Luisa's Lens

"The more we study, we the more discover our ignorance." - Percy Blysshe Shelley

Wednesday, April 22, 2009

Women and Gender in Like Water for Chocolate


Laura Esquivel's novel, Like Water for Chocolate, is the love story of a woman who is forbidden from love because of a tradition that forces the main character, Tita, to dedicate her life to her mother until she dies. Forbidden to marry his lover Tita, Pedro marries Tita's older sister to stay close to Tita. Throughout the novel, patriarchy is imposed upon Tita by her mother, who may represent a modern form of patriarchy through mimesis. Although Tita is repressed, she is empowered by her role in the kitchen, as every time she cooks a meal, her emotions are literally transported into those who eat the food. This is may be perceived as an example of essentialist feminist perspective, as Tita is empowered through her feminine role.

Sandra Gilbert and Susan Gubar’s essay, “Madwoman in the Attic,” analyzes the way women are depicted in literature of the twentieth century, analyzing the way that women were either angels or monsters, but always something other-worldly. In Like Water for Chocolate, Tita and her childhood nanny, Nacha, are the angels in the household—they exhibit “submissiveness, modesty, selflessness” (Gilbert 816). Tita’s mother, on the other hand, is depicted as a selfish masculine monster that is demonized for her tyranny.

However, not all the women in the story are depicted as angels or monsters. Gertrudis, one of Tita’s sisters, after eating one of Tita’s meals that Tita made when feeling an intense passion for Pedro, runs off the ranch to make love to a Mexican soldier. After disappearing for several months, Gertrudis returns as a soldier who leads Mexican revolutionary troops in the war, and despite her masculine position, remains an object of attraction for the troops. She is a duplicitous woman: understanding, independent, sexualized, and, somehow, still feminine. She is neither an angel nor a monster; she is innately human and heroic.

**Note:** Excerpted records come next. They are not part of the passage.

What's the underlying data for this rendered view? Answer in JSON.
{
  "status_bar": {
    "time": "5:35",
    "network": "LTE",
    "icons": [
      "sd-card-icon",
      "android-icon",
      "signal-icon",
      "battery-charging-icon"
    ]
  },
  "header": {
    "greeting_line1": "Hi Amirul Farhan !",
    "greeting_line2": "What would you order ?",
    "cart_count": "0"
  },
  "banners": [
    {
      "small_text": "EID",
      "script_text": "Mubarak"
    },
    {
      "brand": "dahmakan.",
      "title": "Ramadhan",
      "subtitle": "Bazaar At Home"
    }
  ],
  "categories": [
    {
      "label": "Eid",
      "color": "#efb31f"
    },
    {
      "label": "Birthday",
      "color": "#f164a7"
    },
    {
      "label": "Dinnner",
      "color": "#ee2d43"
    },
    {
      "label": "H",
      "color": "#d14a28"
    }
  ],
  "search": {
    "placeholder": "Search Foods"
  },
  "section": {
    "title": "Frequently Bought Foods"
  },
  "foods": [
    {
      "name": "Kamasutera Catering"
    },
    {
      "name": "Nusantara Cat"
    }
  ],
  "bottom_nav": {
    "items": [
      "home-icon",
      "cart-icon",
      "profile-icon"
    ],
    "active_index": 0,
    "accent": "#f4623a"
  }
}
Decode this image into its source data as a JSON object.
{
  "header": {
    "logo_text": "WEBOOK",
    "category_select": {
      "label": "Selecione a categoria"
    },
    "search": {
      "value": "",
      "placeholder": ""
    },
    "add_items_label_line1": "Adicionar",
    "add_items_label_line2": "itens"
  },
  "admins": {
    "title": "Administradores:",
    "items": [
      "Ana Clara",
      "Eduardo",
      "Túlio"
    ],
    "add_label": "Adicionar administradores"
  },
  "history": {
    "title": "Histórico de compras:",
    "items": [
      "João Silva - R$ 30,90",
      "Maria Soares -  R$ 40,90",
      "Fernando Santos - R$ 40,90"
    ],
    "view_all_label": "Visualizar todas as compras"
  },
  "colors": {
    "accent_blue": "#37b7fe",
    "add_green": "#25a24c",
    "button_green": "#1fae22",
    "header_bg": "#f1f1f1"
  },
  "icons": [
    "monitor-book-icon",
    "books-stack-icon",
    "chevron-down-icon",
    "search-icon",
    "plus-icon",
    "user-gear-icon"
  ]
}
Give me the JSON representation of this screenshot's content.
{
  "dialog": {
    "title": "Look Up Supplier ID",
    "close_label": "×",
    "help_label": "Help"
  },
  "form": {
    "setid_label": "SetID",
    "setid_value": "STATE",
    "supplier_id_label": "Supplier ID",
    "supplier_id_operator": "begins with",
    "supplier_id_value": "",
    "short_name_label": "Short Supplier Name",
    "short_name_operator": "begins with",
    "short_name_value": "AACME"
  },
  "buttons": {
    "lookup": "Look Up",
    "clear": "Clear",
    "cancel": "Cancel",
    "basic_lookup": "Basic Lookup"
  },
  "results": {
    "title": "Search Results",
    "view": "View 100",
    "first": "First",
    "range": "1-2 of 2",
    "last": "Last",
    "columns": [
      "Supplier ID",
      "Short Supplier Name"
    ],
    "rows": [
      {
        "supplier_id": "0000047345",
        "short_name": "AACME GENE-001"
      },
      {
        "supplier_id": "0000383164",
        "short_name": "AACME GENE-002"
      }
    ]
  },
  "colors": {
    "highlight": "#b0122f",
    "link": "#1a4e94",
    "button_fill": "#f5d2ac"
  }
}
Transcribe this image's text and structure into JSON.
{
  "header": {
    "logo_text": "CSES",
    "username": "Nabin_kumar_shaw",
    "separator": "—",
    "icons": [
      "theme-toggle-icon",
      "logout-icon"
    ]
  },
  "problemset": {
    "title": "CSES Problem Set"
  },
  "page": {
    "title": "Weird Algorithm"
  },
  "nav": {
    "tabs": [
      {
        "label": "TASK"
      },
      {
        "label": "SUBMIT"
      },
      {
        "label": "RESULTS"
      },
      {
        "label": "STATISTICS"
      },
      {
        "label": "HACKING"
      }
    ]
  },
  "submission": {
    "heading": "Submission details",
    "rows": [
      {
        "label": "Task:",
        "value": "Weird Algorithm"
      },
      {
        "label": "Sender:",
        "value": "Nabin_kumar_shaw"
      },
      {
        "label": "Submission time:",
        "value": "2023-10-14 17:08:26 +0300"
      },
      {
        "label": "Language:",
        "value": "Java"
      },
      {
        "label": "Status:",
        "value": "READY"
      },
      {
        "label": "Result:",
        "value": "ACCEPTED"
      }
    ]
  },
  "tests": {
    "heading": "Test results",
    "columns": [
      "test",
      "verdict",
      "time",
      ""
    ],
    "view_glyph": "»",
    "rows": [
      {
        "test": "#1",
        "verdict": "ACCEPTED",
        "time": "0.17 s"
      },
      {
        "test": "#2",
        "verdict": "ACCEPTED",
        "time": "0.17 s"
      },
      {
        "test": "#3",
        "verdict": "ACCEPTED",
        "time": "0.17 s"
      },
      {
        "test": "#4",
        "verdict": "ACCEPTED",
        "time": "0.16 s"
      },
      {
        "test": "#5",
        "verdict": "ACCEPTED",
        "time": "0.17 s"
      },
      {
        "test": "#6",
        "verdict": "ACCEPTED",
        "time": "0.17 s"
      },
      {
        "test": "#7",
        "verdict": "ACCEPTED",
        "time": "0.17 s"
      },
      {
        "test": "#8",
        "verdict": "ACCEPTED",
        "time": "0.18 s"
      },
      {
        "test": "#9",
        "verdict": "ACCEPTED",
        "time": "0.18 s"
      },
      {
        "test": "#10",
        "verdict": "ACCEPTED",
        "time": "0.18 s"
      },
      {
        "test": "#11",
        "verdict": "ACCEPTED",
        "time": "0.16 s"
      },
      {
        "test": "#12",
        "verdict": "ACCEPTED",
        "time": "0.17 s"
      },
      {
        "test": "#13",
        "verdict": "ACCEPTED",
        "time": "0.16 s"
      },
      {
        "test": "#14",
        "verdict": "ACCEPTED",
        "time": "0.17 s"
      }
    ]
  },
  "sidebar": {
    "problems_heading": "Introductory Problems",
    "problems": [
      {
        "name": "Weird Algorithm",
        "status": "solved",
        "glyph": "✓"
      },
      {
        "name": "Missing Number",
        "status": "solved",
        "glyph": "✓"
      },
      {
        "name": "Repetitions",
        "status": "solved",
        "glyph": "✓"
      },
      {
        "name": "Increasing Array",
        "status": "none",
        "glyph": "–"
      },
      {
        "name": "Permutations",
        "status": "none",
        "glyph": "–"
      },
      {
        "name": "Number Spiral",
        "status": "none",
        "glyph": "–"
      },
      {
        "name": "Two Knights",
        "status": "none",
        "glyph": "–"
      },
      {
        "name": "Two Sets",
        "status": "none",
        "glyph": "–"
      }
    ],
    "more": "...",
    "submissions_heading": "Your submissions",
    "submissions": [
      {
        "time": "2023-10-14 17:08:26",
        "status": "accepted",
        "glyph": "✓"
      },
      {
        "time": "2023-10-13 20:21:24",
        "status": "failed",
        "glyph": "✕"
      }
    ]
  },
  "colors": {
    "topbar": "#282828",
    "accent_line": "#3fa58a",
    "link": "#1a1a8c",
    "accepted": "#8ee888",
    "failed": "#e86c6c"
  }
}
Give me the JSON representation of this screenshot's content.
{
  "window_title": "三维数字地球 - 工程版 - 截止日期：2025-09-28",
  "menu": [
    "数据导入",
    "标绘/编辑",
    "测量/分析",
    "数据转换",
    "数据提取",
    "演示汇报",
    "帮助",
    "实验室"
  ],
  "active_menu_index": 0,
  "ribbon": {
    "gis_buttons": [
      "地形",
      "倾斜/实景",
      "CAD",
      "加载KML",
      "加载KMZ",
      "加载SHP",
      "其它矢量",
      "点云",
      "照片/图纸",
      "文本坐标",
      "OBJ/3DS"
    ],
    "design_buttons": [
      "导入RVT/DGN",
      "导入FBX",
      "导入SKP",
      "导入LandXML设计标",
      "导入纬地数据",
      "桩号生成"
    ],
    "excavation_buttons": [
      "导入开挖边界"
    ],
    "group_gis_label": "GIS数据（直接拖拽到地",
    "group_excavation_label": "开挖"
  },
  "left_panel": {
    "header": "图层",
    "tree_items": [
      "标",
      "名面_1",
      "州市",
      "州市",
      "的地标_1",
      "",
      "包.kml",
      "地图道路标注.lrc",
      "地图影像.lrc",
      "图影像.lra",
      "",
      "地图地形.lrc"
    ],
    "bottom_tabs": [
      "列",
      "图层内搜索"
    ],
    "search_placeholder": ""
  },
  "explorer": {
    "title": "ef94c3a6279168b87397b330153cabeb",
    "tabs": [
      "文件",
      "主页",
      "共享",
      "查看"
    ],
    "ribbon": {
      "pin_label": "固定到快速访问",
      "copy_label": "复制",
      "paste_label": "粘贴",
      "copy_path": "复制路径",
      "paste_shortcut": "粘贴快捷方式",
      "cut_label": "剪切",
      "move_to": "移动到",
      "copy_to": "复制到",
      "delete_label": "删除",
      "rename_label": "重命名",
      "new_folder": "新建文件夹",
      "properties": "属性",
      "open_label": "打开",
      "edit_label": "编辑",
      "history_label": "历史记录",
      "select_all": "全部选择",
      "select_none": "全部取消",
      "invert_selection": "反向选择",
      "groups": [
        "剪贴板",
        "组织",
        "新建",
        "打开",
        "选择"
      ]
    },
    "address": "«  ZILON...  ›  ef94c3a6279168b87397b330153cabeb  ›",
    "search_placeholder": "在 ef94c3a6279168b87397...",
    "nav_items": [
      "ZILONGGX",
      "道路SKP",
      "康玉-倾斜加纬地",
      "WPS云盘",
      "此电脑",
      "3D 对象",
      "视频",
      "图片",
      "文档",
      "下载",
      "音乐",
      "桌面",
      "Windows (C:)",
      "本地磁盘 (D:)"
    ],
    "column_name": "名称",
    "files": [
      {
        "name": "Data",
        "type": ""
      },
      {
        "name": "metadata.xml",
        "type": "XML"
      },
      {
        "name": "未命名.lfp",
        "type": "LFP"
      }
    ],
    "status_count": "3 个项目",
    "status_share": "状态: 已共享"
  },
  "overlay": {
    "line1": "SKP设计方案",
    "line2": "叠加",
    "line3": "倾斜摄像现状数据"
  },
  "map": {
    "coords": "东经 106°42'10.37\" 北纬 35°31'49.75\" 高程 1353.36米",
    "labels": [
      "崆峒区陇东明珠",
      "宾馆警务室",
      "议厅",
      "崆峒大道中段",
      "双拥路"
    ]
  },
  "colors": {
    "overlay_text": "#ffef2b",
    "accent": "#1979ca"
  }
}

Although at first glance this novel may seem to reinforce traditional gender roles, it is instead revolutionizing them. Tita ends up making love to her Pedro both while he is married to her sister and after they die. Although her behavior might be deemed unpious and unchaste by traditional standards, she is nevertheless a sympathetic and admirable character in Like Water for Chocolate. Her mother, on the other hand, may be a symbol for patriarchy through a matriarchal figure. Her death, and Tita's final rejection of her ghost spirit may symbolize the end of patriarchy's tyranny. According to Gilbert and Gubar, "women must kill the aesthetic ideal through which they themselves have been 'killed' into art. And similarly, all women writers must kill the angel's necessary opposite and double, the 'monster' in the house, whose medusa-face also kills creativity" (812). Perhaps this is exactly what Like Water for Chocolate is doing.

Gilbert, Sandra and Susan Gubar. “The Madwoman in the Attic.” Literary Theory: An Anthology. 2nd ed. Ed. Julie Rivkin and Michael Ryan. Malden: Blackwell, 2004. 812-825.